Contraction of the myometrium – during pregnancy oestrogens induce
hypertrophy and deposition of glycogen - prostaglandins and oxytocin
promote contractions
Softening of the cervix – ‘ripening’ – PGE2a and PGF2a, and possibly nitric
oxide (NO) promote - reduction in collagen fibres, increase in
glycosaminoglycans which decrease aggregation of collagen fibres,
metalloproteinases increase as parturition approaches – influx of
inflammatory cells
Relaxation of the symphysis pubis – relaxin (corpus luteum; may have other
roles in pregnancy)

31
Q

Describe lactation and the constituity of milk

A

Sequence of hormonal changes
underlying the onset of lactation
in humans.
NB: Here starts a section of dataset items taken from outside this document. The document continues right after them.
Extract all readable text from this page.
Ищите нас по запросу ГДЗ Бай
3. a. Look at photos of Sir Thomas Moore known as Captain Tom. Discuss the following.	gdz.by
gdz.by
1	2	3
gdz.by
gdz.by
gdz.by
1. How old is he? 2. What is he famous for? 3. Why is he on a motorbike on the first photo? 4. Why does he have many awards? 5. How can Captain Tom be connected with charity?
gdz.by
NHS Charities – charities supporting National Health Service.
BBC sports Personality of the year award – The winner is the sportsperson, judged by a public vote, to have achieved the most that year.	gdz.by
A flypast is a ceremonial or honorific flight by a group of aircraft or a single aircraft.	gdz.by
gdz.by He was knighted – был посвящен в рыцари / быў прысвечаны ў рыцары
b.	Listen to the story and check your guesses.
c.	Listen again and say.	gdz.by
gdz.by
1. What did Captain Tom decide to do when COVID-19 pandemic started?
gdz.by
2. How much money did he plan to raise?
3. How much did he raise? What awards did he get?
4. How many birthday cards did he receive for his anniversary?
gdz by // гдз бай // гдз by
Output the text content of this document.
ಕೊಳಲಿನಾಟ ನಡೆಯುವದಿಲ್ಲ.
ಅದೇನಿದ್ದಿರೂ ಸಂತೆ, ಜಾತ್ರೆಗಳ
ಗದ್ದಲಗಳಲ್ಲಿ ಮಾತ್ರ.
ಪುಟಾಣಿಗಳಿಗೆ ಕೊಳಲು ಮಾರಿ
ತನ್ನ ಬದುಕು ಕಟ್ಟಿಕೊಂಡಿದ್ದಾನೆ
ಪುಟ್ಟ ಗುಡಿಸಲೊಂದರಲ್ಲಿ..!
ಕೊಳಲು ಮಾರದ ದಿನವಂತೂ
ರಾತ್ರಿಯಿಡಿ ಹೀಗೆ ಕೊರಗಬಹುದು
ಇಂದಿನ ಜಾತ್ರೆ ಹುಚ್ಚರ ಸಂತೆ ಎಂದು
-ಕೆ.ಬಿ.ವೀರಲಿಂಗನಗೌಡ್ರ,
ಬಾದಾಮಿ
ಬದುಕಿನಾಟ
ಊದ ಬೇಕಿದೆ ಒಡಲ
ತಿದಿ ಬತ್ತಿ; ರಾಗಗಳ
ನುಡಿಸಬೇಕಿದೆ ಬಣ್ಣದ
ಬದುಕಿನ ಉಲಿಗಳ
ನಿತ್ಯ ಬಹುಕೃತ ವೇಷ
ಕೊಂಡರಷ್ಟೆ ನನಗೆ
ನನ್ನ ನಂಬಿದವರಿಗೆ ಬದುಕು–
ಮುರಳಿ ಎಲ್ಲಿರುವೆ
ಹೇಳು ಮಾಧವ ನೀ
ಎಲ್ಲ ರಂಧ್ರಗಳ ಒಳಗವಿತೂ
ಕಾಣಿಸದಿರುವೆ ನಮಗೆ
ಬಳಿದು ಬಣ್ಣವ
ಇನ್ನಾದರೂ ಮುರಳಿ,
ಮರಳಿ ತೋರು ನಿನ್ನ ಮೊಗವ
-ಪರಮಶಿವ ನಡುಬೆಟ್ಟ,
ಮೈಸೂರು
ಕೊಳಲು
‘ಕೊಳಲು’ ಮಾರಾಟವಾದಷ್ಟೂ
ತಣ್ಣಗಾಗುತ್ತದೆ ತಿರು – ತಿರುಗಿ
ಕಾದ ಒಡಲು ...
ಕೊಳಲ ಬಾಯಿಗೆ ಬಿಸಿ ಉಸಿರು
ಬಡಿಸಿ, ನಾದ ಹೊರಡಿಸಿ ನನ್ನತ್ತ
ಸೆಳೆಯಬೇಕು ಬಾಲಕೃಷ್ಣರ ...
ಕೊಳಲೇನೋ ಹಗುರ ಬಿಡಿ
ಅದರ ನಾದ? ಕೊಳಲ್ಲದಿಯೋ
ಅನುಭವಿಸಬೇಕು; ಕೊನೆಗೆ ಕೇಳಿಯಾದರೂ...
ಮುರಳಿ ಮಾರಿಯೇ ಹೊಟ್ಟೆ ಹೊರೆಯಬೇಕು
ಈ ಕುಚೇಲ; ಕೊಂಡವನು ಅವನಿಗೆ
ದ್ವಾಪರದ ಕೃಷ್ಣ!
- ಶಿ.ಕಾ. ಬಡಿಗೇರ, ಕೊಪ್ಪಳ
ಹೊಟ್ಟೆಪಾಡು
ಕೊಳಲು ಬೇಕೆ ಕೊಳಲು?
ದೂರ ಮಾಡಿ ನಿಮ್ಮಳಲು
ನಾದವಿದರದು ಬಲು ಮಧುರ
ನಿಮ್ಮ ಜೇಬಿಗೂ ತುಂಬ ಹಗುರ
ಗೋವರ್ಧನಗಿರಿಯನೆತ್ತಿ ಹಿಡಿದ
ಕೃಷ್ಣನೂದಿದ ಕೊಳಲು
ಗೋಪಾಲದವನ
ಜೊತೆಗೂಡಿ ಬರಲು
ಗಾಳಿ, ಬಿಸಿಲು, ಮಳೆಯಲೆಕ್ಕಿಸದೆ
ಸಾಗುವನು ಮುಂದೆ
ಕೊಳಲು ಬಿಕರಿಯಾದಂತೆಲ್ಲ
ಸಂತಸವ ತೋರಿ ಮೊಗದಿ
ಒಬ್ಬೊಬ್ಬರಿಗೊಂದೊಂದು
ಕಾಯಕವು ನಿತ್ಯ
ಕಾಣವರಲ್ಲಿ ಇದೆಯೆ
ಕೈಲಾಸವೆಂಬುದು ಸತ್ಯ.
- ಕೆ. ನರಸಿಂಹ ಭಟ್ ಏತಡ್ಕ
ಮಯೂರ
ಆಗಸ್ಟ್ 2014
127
Withdrawal of oestrogen and
progesterone at birth removes
block to prolactin-induced milk
secretion. In pregnancy, prolactin is partly
decidual and partly pituitary in
origin, hence drop in its levels at
parturition.
Humans have many ducts opening to the nipples. Several lactiferous sinuses lead into the nipple in humans. Mammary glands are predicted to provide a lurication function during suckling. Lubules containing alveoli (epithelial cells and myoepithelial cells and lumen with secretory materials).
In early pregnancy oestrogen, progesterone and aldesterone lead to increase in ducts, lobules and alveolar growth. limited milk production due to inhibition of prolactin enzyme in the pituitary.
Late pregnancy and term (37-42 wk) oestrogen and progesterone promote alveolar differentiation. Steroid and prolactin levels high: Steroids begins to fall
leads to colostrum production
Parturaltion- Oestrogen and progesterone fall precipitously. Prolactin levels decline
but basal concentrations remain high. Suckling triggers prolactin release at each feed: synthesis of lipids, milk and lactose.
Milk- released prolactin in ant. pituitary in response to suckling. Colostrum
‘First milk’. Less carbohydrates, lipids, potassium than normal milk. Rich immunoglobulins - IgA, IgG, IgM. Cytokines and chemokines. Innate immune system - lactoferrin, lysozyme, lactoperoxidase, complement, proline-rich polypeptides

32
Q

Define the stages of birth

A

First stage – begins with onset of contractions, ends when cervix fully dilated
Second stage – Begins at full cervical dilation, ends with delivery.
Third stage – Begins with full expulsion of foetus, ends with expulsion of the
placenta, detachment by contraction of myometria (often ‘managed’ by
administration of oxytocic agents or ergometrine and by steady pulling on
the cord – best left to proceed naturally?)